Les autres organismes ont tout simplement refusé de se présenter; aucun organisme gouvernemental n’a communiqué avec nous. Nous avons convoqué l’Association ontarienne des sociétés de l’aide à l’enfance, mais, même si cet organisme et un certain nombre de personnes vérifiaient que ces événements avaient eu lieu, il n’existait ni statistique, ni renseignements généraux, ni mémoire institutionnelle à ce sujet.

Enfin, nous précisons qu’il faut collaborer avec des organismes d’aide à l’enfance pour réfléchir au rôle que ceux-ci ont joué dans les pratiques d’adoption forcée, afin de présenter des excuses à l’échelle provinciale et territoriale, lesquelles satisferaient aux cinq critères recommandés pour les excuses nationales. Cette recommandation est fort semblable à ce qui s’est fait en Australie. Le gouvernement national de ce pays a présenté des excuses et un dédommagement, mais il a aussi demandé aux gouvernements des États et aux divers organismes d’en faire autant.

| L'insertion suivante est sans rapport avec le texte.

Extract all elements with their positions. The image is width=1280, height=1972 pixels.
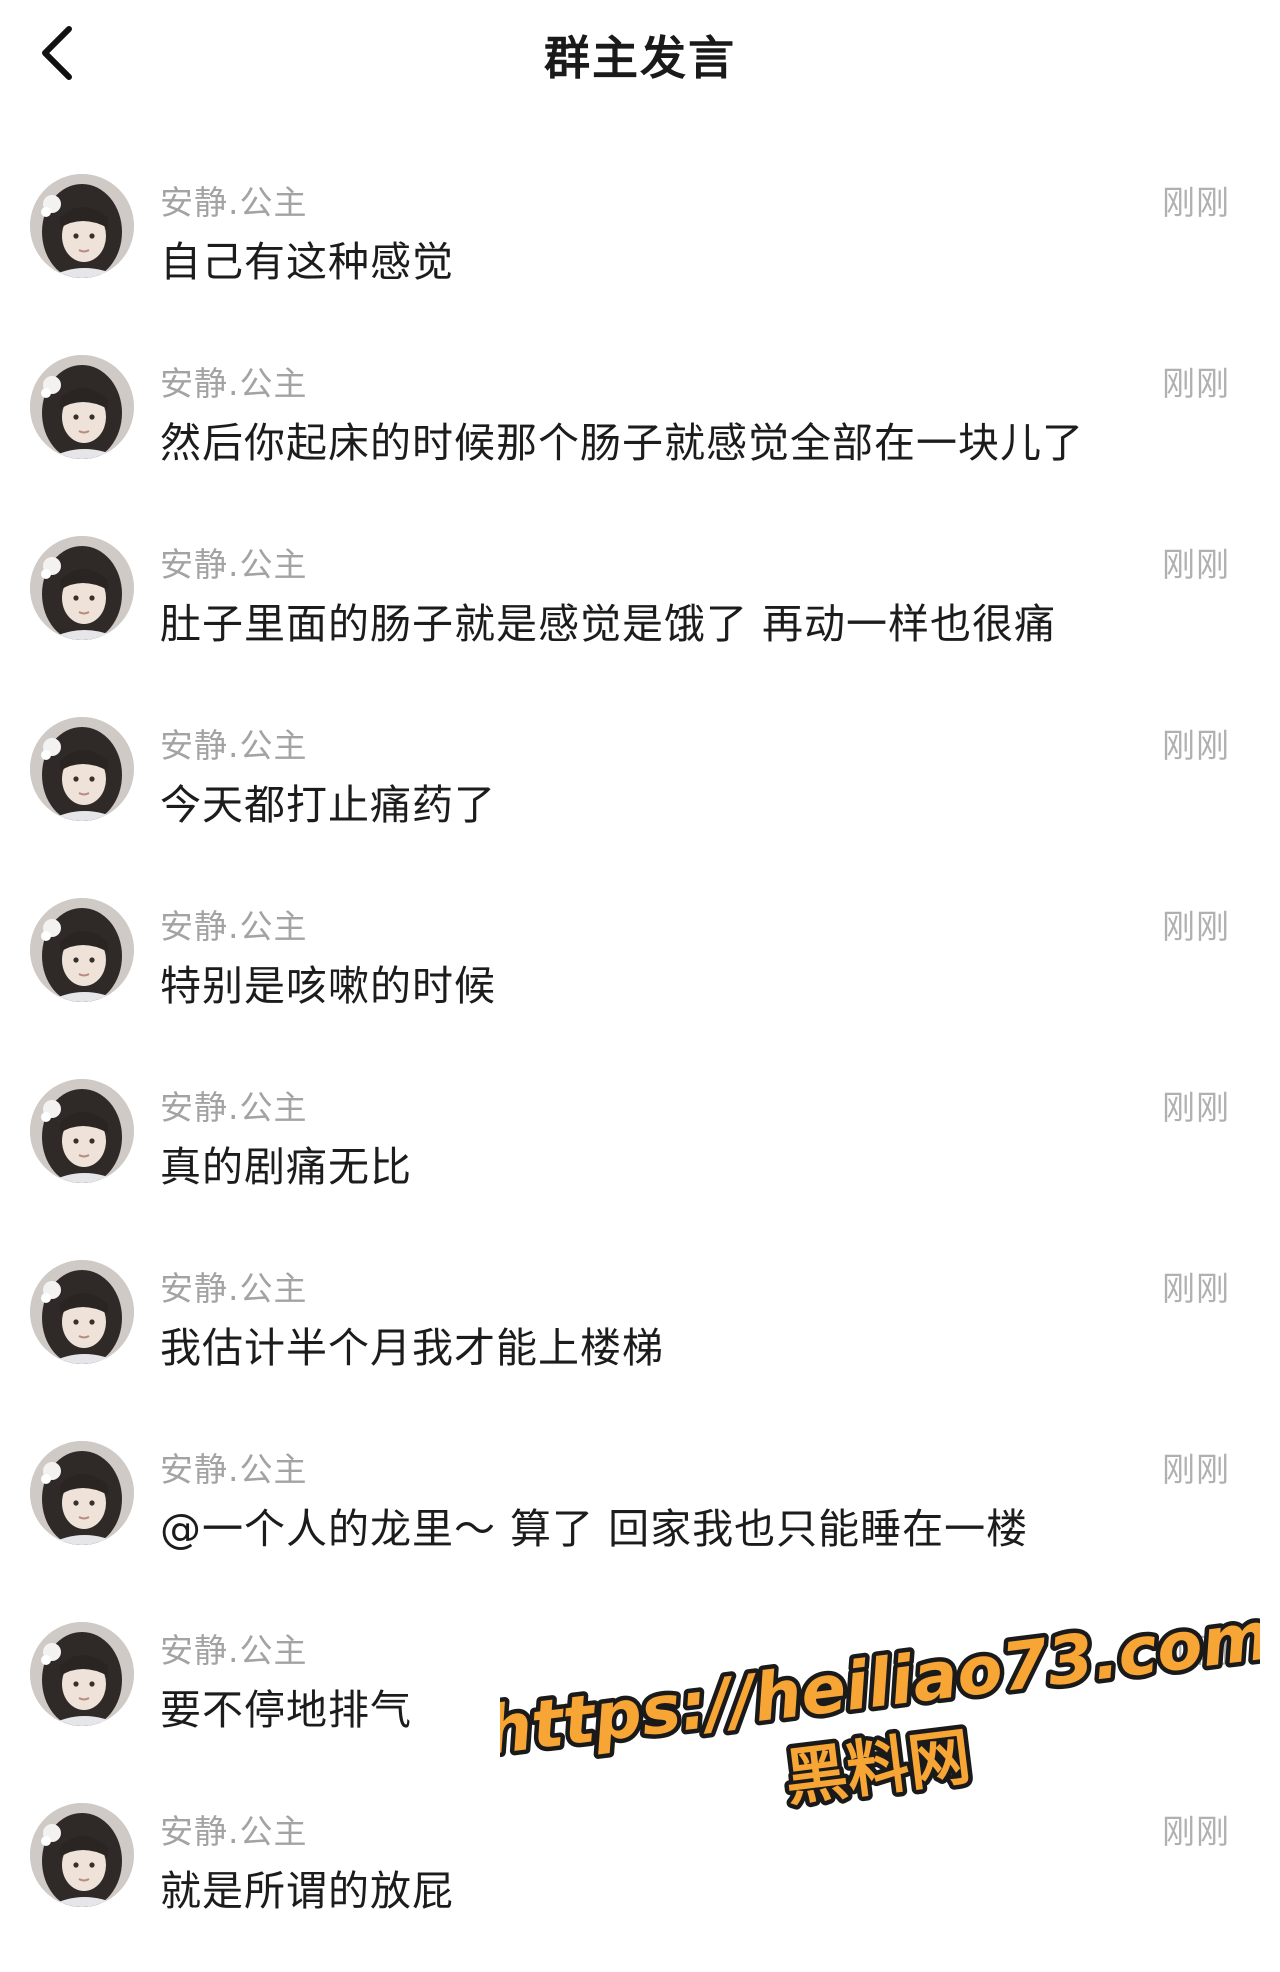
message-item[interactable]: 安静.公主 刚刚 @一个人的龙里～ 算了 回家我也只能睡在一楼	[0, 1429, 1280, 1610]
message-item[interactable]: 安静.公主 刚刚 特别是咳嗽的时候	[0, 886, 1280, 1067]
message-item[interactable]: 安静.公主 刚刚 今天都打止痛药了	[0, 705, 1280, 886]
sender-name: 安静.公主	[160, 364, 308, 403]
sender-name: 安静.公主	[160, 726, 308, 765]
avatar-image	[30, 898, 134, 1002]
message-time: 刚刚	[1162, 726, 1230, 765]
message-text: 真的剧痛无比	[160, 1143, 412, 1191]
avatar-image	[30, 1260, 134, 1364]
message-text: 今天都打止痛药了	[160, 781, 496, 829]
sender-name: 安静.公主	[160, 1450, 308, 1489]
message-text: 自己有这种感觉	[160, 238, 454, 286]
avatar-image	[30, 1441, 134, 1545]
message-text: 我估计半个月我才能上楼梯	[160, 1324, 664, 1372]
avatar[interactable]	[30, 174, 134, 278]
message-time: 刚刚	[1162, 907, 1230, 946]
message-item[interactable]: 安静.公主 刚刚 要不停地排气	[0, 1610, 1280, 1791]
message-time: 刚刚	[1162, 1088, 1230, 1127]
message-text: @一个人的龙里～ 算了 回家我也只能睡在一楼	[160, 1505, 1029, 1553]
message-item[interactable]: 安静.公主 刚刚 然后你起床的时候那个肠子就感觉全部在一块儿了	[0, 343, 1280, 524]
message-item[interactable]: 安静.公主 刚刚 真的剧痛无比	[0, 1067, 1280, 1248]
message-item[interactable]: 安静.公主 刚刚 自己有这种感觉	[0, 162, 1280, 343]
avatar[interactable]	[30, 1441, 134, 1545]
avatar[interactable]	[30, 1622, 134, 1726]
avatar-image	[30, 1803, 134, 1907]
avatar[interactable]	[30, 1079, 134, 1183]
message-time: 刚刚	[1162, 183, 1230, 222]
avatar[interactable]	[30, 898, 134, 1002]
message-time: 刚刚	[1162, 1269, 1230, 1308]
avatar-image	[30, 1079, 134, 1183]
avatar[interactable]	[30, 536, 134, 640]
sender-name: 安静.公主	[160, 1269, 308, 1308]
message-time: 刚刚	[1162, 1450, 1230, 1489]
avatar-image	[30, 174, 134, 278]
avatar-image	[30, 536, 134, 640]
sender-name: 安静.公主	[160, 1631, 308, 1670]
avatar[interactable]	[30, 1260, 134, 1364]
avatar[interactable]	[30, 355, 134, 459]
message-time: 刚刚	[1162, 364, 1230, 403]
avatar[interactable]	[30, 717, 134, 821]
message-text: 肚子里面的肠子就是感觉是饿了 再动一样也很痛	[160, 600, 1057, 648]
message-item[interactable]: 安静.公主 刚刚 就是所谓的放屁	[0, 1791, 1280, 1972]
avatar[interactable]	[30, 1803, 134, 1907]
message-text: 要不停地排气	[160, 1686, 412, 1734]
message-time: 刚刚	[1162, 1812, 1230, 1851]
avatar-image	[30, 717, 134, 821]
sender-name: 安静.公主	[160, 1088, 308, 1127]
page-title: 群主发言	[544, 31, 736, 85]
message-list: 安静.公主 刚刚 自己有这种感觉 安静.公主 刚刚 然后你起床的时候那个肠子就感…	[0, 162, 1280, 1972]
sender-name: 安静.公主	[160, 183, 308, 222]
message-text: 然后你起床的时候那个肠子就感觉全部在一块儿了	[160, 419, 1084, 467]
message-time: 刚刚	[1162, 545, 1230, 584]
message-text: 就是所谓的放屁	[160, 1867, 454, 1915]
message-item[interactable]: 安静.公主 刚刚 我估计半个月我才能上楼梯	[0, 1248, 1280, 1429]
message-item[interactable]: 安静.公主 刚刚 肚子里面的肠子就是感觉是饿了 再动一样也很痛	[0, 524, 1280, 705]
header-bar: 群主发言	[0, 0, 1280, 110]
sender-name: 安静.公主	[160, 1812, 308, 1851]
sender-name: 安静.公主	[160, 545, 308, 584]
avatar-image	[30, 1622, 134, 1726]
sender-name: 安静.公主	[160, 907, 308, 946]
avatar-image	[30, 355, 134, 459]
message-text: 特别是咳嗽的时候	[160, 962, 496, 1010]
message-time: 刚刚	[1162, 1631, 1230, 1670]
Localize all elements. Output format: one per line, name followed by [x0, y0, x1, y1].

En fait, dans ce pays, toutes les églises ont admis que cela s’était produit. Elles l’ont toutes admis. Or, au Canada, jusqu’à maintenant, l’Église Unie est la seule qui ait admis que ce genre de pratique a eu lieu.

À mon avis, le moment est venu de panser nos plaies et d’adopter ce rapport, et, ce faisant, je sais que de nombreuses personnes au Canada, tant des mères que des personnes adoptées, seront très reconnaissantes que le Sénat du Canada prenne ce genre de mesure. Merci.